France investigates reappearance of website linked to Pelicot crimes

France’s justice system has launched a formal probe into the unexpected resurgence of a controversial platform tied to one of the country’s most high-profile violent sexual crime cases, renewing urgent calls for stronger regulation of unmoderated anonymous online spaces. The original platform, Coco.gg, first gained infamy during the 2024 trial of Dominique Pelicot, a man convicted of drugging his wife Gisèle Pelicot for more than 10 years, raping her repeatedly, and recruiting more than 50 random strangers via the platform’s chatrooms to join in the attacks. Forty-nine additional men were also convicted of rape, attempted rape, or sexual assault against Gisèle Pelicot in the December 2024 ruling, all of whom had connected with Pelicot on the platform.
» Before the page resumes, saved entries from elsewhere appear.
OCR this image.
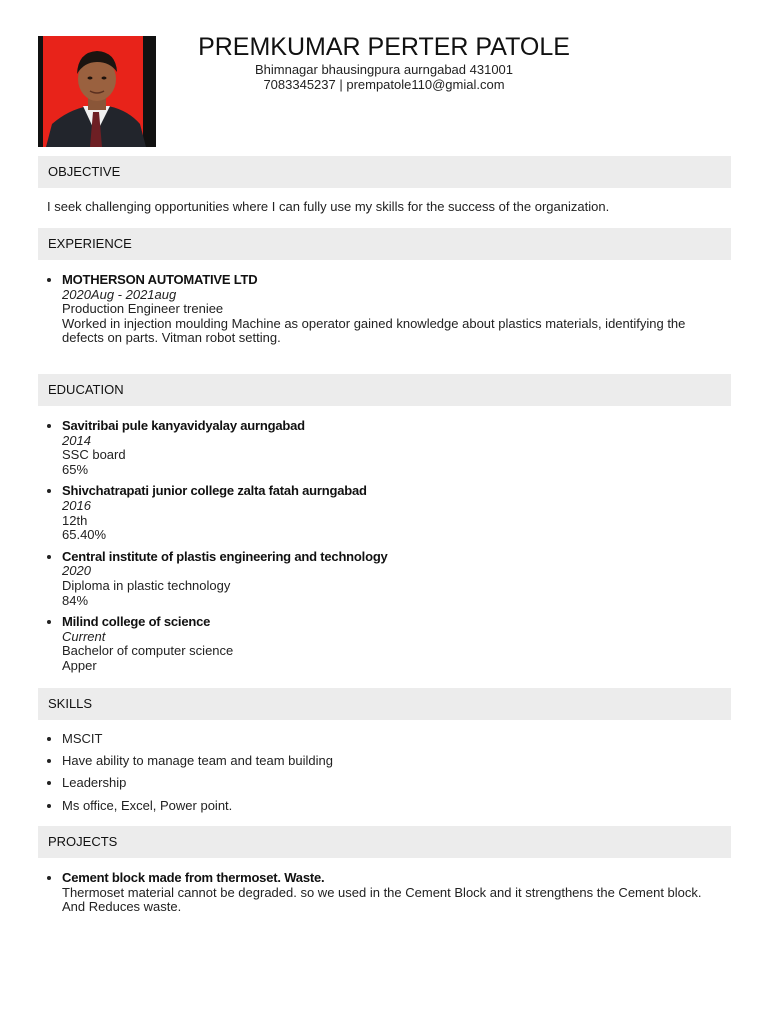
PREMKUMAR PERTER PATOLE
Bhimnagar bhausingpura aurngabad 431001
7083345237 | prempatole110@gmial.com
OBJECTIVE
I seek challenging opportunities where I can fully use my skills for the success of the organization.
EXPERIENCE
• MOTHERSON AUTOMATIVE LTD
2020Aug - 2021aug
Production Engineer treniee
Worked in injection moulding Machine as operator gained knowledge about plastics materials, identifying the defects on parts. Vitman robot setting.
EDUCATION
• Savitribai pule kanyavidyalay aurngabad
2014
SSC board
65%
• Shivchatrapati junior college zalta fatah aurngabad
2016
12th
65.40%
• Central institute of plastis engineering and technology
2020
Diploma in plastic technology
84%
• Milind college of science
Current
Bachelor of computer science
Apper
SKILLS
• MSCIT
• Have ability to manage team and team building
• Leadership
• Ms office, Excel, Power point.
PROJECTS
• Cement block made from thermoset. Waste.
Thermoset material cannot be degraded. so we used in the Cement Block and it strengthens the Cement block. And Reduces waste.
Long before the Pelicot case brought national attention to the platform, French law enforcement had linked Coco.gg to a litany of other serious crimes, including widespread child sexual abuse, drug trafficking, and even murder. The site operated with no content moderation whatsoever and required no user registration, allowing anonymous users to access open chatrooms with zero vetting. By the time authorities took the original platform offline in 2024, it had been cited in more than 23,000 official criminal activity reports, according to the Paris prosecutor’s office. The platform’s founder, Isaac Steidl, was arrested and charged with multiple offenses including possession and distribution of child pornography in January 2025, and he has formally denied all charges against him.

But in early April 2025, internet users spotted at least two new platforms with nearly identical design layouts and similar names to the original Coco site operating publicly online. One of the new platforms, Cocoland.cc, released a public statement denying any connection to the original Coco.gg and its founder. As of April 29, Cocoland.cc had been taken offline, but a second Cocoland-branded site remained accessible to users that morning.
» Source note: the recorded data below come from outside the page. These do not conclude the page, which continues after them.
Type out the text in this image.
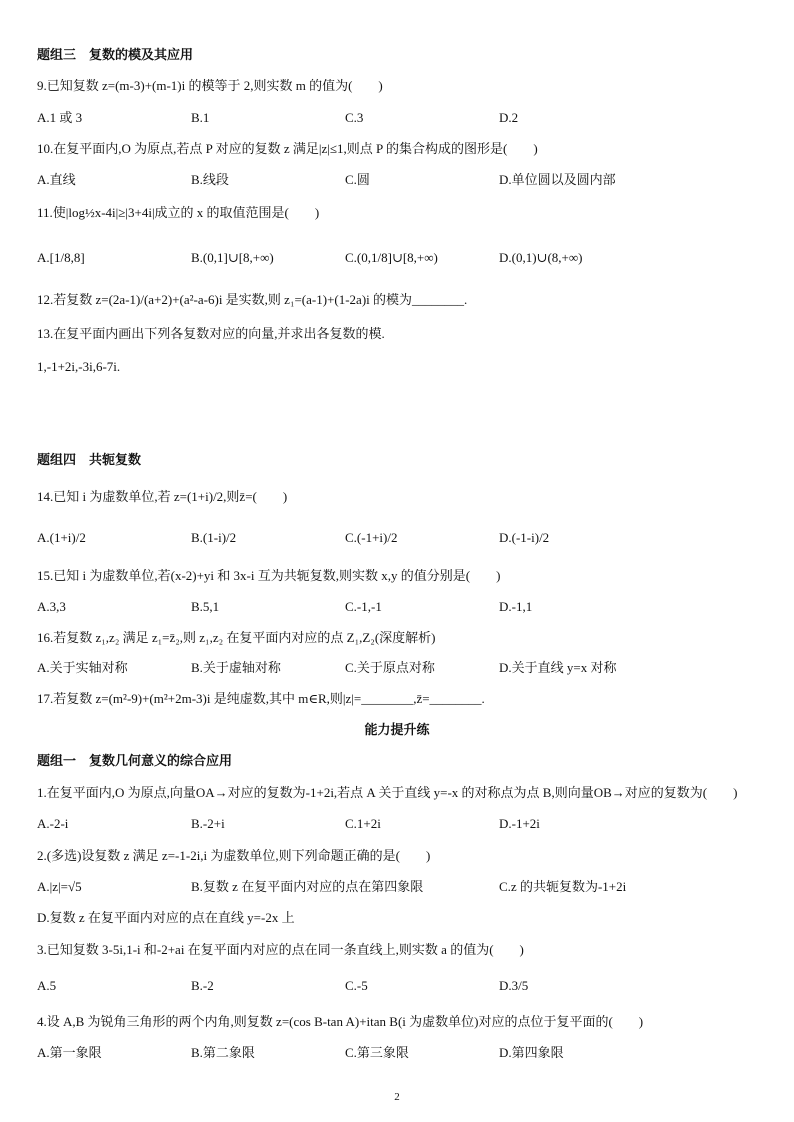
题组三　复数的模及其应用
9.已知复数 z=(m-3)+(m-1)i 的模等于 2,则实数 m 的值为(　　)
A.1 或 3	B.1	C.3	D.2
10.在复平面内,O 为原点,若点 P 对应的复数 z 满足|z|≤1,则点 P 的集合构成的图形是(　　)
A.直线	B.线段	C.圆	D.单位圆以及圆内部
11.使|log½x-4i|≥|3+4i|成立的 x 的取值范围是(　　)
A.[1/8,8]	B.(0,1]∪[8,+∞)	C.(0,1/8]∪[8,+∞)	D.(0,1)∪(8,+∞)
12.若复数 z=(2a-1)/(a+2)+(a²-a-6)i 是实数,则 z₁=(a-1)+(1-2a)i 的模为________.
13.在复平面内画出下列各复数对应的向量,并求出各复数的模.
1,-1+2i,-3i,6-7i.
题组四　共轭复数
14.已知 i 为虚数单位,若 z=(1+i)/2,则z̄=(　　)
A.(1+i)/2	B.(1-i)/2	C.(-1+i)/2	D.(-1-i)/2
15.已知 i 为虚数单位,若(x-2)+yi 和 3x-i 互为共轭复数,则实数 x,y 的值分别是(　　)
A.3,3	B.5,1	C.-1,-1	D.-1,1
16.若复数 z₁,z₂ 满足 z₁=z̄₂,则 z₁,z₂ 在复平面内对应的点 Z₁,Z₂(深度解析)
A.关于实轴对称	B.关于虚轴对称	C.关于原点对称	D.关于直线 y=x 对称
17.若复数 z=(m²-9)+(m²+2m-3)i 是纯虚数,其中 m∈R,则|z|=________,z̄=________.
能力提升练
题组一　复数几何意义的综合应用
1.在复平面内,O 为原点,向量OA→对应的复数为-1+2i,若点 A 关于直线 y=-x 的对称点为点 B,则向量OB→对应的复数为(　　)
A.-2-i	B.-2+i	C.1+2i	D.-1+2i
2.(多选)设复数 z 满足 z=-1-2i,i 为虚数单位,则下列命题正确的是(　　)
A.|z|=√5	B.复数 z 在复平面内对应的点在第四象限	C.z 的共轭复数为-1+2i
D.复数 z 在复平面内对应的点在直线 y=-2x 上
3.已知复数 3-5i,1-i 和-2+ai 在复平面内对应的点在同一条直线上,则实数 a 的值为(　　)
A.5	B.-2	C.-5	D.3/5
4.设 A,B 为锐角三角形的两个内角,则复数 z=(cos B-tan A)+itan B(i 为虚数单位)对应的点位于复平面的(　　)
A.第一象限	B.第二象限	C.第三象限	D.第四象限
2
Investigators have now opened an official investigation into the new sites on charges of “disseminating violent, pornographic, or offensive messages accessible to minors”, the Paris prosecutor’s office confirmed to the BBC. Steidl’s legal representative, attorney Julien Zanatta, told Agence France-Presse that his client has “nothing to do” with the newly emerged platforms.

Local French news outlet BFM TV conducted an on-the-record test of the accessible new platform, finding that journalists could create a pseudonymous profile and access chatrooms in seconds, with no registration requirements or identity verification checks. When a reporter posed as a 13-year-old girl, they were immediately contacted by multiple platform users who continued to send lewd photos and explicit sexual messages even after being told the account holder was underage.

Sarah El Haïry, France’s High Commissioner for Childhood, condemned the resurgence of the platform, calling it a “collective failure” in the fight against child sexual abuse, one of the most severe forms of violence against minors. “Websites like this exploit every legal and regulatory loophole, they actively seek out prey, and that prey is children,” El Haïry said in a public statement. She added that predators routinely target and approach children via these unmoderated platforms, holding both the site creators and hosting services accountable for enabling the harm. El Haïry also confirmed she has filed separate official complaints against two additional unregulated open chatroom platforms that pose similar risks to minors.